Türk lirasının halen geçen senenin aynı dönemine kıyasla düşük seviyede olduğu belirtilen raporda, ekonomik aktivitedeki zayıflamanın, ücret baskısının azalan etkisi ve fiyat ayarlamalarının katkısıyla bu yılı içerisinde enflasyonun azalmasının beklendiği, fakat yine de hedeflenen seviyenin üzerinde kalınabileceği kaydedildi.

“GELİŞMİŞ EKONOMİLER POLİTİK BELİRSİZLİKLERE RAĞMEN İYİLEŞTİ”

Raporda gelişmiş ülkelerde yakın vadeli ekonomik büyüme görünümünün devam eden politik belirsizliklere rağmen iyileştiği vurgulandı.

Raporda gelişmiş ekonomilerin 2017 yılında ekonomik büyümesinin ortalama yüzde 1,9’a, 2018’de ise yüzde 2,0 seviyesine yükselmesinin beklendiği kaydedildi.

Gelişmiş ekonomilerde ekonomik ivmelenmenin ağırlıklı olarak ABD’deki büyümeden kaynaklandığı, euro bölgesi ve Japonya’da büyüme görünümünün nispeten durağan olduğu belirtildi.

Fitch’in raporunda ABD ekonomisini 2017 yılında yüzde 2,3, gelecek yıl ise yüzde 2,6 oranında büyüme kaydetmesinin beklendiği, gelecek seneye ilişkin büyüme beklentisinde 0,3 baz puan yukarı yönlü revizyon yapıldığı kaydedildi.

Euro Bölgesi’nin 2017 büyümesi için de 0,3 baz puan yukarı yönlü revizyon yapıldığı, bu yıl bölgede büyümenin yüzde 1,7, gelecek yıl ise yüzde 1,6 seviyesinde gerçekleşmesinin beklendiği belirtildi.

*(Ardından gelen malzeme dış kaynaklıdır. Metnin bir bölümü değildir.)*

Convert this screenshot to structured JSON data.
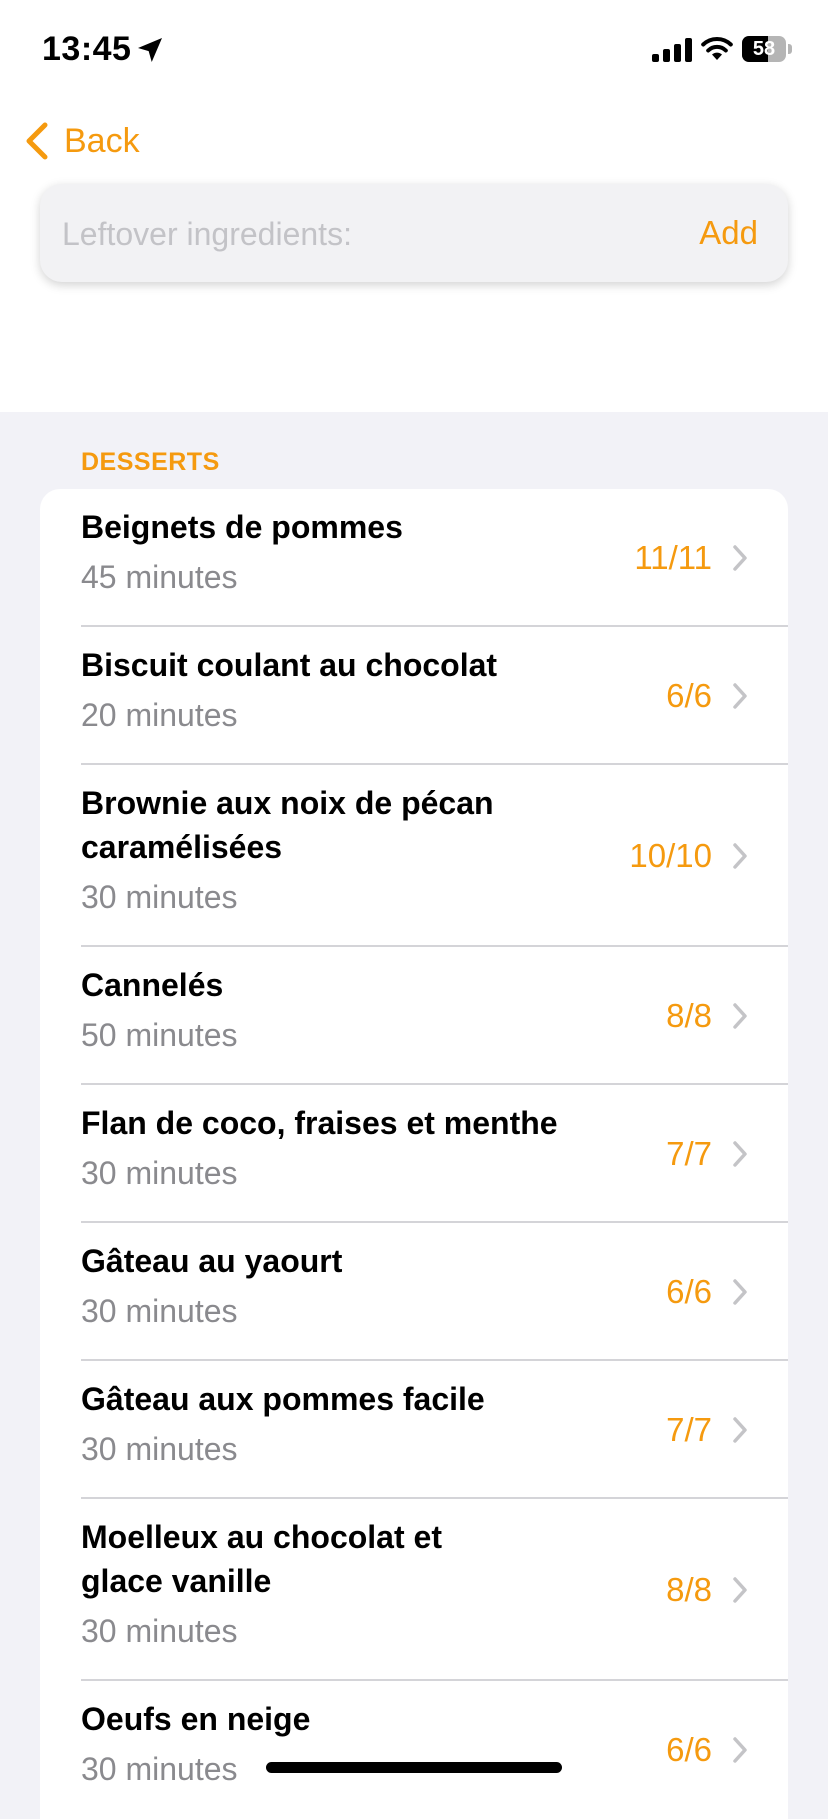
{
  "status_bar": {
    "time": "13:45",
    "battery": "58",
    "battery_level": 0.58
  },
  "nav": {
    "back_label": "Back"
  },
  "search": {
    "placeholder": "Leftover ingredients:",
    "value": "",
    "add_label": "Add"
  },
  "section": {
    "title": "DESSERTS",
    "recipes": [
      {
        "title": "Beignets de pommes",
        "time": "45 minutes",
        "count": "11/11"
      },
      {
        "title": "Biscuit coulant au chocolat",
        "time": "20 minutes",
        "count": "6/6"
      },
      {
        "title": "Brownie aux noix de pécan\ncaramélisées",
        "time": "30 minutes",
        "count": "10/10"
      },
      {
        "title": "Cannelés",
        "time": "50 minutes",
        "count": "8/8"
      },
      {
        "title": "Flan de coco, fraises et menthe",
        "time": "30 minutes",
        "count": "7/7"
      },
      {
        "title": "Gâteau au yaourt",
        "time": "30 minutes",
        "count": "6/6"
      },
      {
        "title": "Gâteau aux pommes facile",
        "time": "30 minutes",
        "count": "7/7"
      },
      {
        "title": "Moelleux au chocolat et\nglace vanille",
        "time": "30 minutes",
        "count": "8/8"
      },
      {
        "title": "Oeufs en neige",
        "time": "30 minutes",
        "count": "6/6"
      }
    ]
  },
  "colors": {
    "accent": "#f59a0f",
    "secondary_text": "#8a8a8e",
    "grouped_background": "#f2f2f7"
  },
  "icons": {
    "status": [
      "location-arrow-icon",
      "cellular-signal-icon",
      "wifi-icon",
      "battery-icon"
    ],
    "nav": "chevron-left-icon",
    "row": "chevron-right-icon"
  }
}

İngiliz ekonomisinin ise bu yıl sonunda yüzde 1,5 seviyesinde gelecek sene ise yüzde 1,3 seviyesine büyümesinin beklendiği kaydedildi.

Raporda gelişen ekonomilerde ise bu yıl büyümenin yüzde 4,7, gelecek sene ise yüzde 4,8 oranında gerçekleşmesini öngörüldüğü kaydedildi.

Küresel büyümenin ise 2017 yılının sonunda yüzde 2,9, gelecek sene sonunda ise yüzde 3,0 seviyesinde gerçekleşmesinin beklendiği belirtildi.

Raporda ABD Merkez Bankası Fed’in bu yıl içerisinde toplam üç kez, 2017-2018 yılları içerisinde ise toplam yedi kez faiz artırmasının beklendiğini kaydetti.

Rapora ilişkin değerlendirmede bulunan Fitch Ratings Başekonomisti Brian Coulton, “Güçlü istihdam piyasaları ve tüketici harcamaları, destekleyici olan mali politikalar ve gelişen piyasalardaki dengelenme, gelişmiş ekonomilerde geçen yılın ikinci yarısında büyümenin iyileşmesine yardımcı oldu. Dahası senkronize şekilde yapılan iş dünyası anketleri, gelişmiş ekonomilerde büyüme ivmesini 2017 yılının başında da devam ettiğini gösteriyor.” ifadelerini kullandı.

Coulton rapora ilişkin olarak şu değerlendirmelerde bulundu:

“Genel olarak yakın vadede daha çok ABD’de beklenenden daha hızlı bir parasal politika genişlemesi olabileceği ve ABD özel yatırımlarında daha hızlı bir iyileşme olabileceği beklentileri nedeniyle görünümde yukarı yönlü bir izlenim varsa da aşağı yönlü riskler de büyük. ABD’de yeni yönetim tarafından agresif korumacı ticaret politikalarının uygulanması, misilleme yapılmasına neden olabilir. Bu iş dünyası güvenini baskılayarak, küresel kur volatilitesini artırabilir.”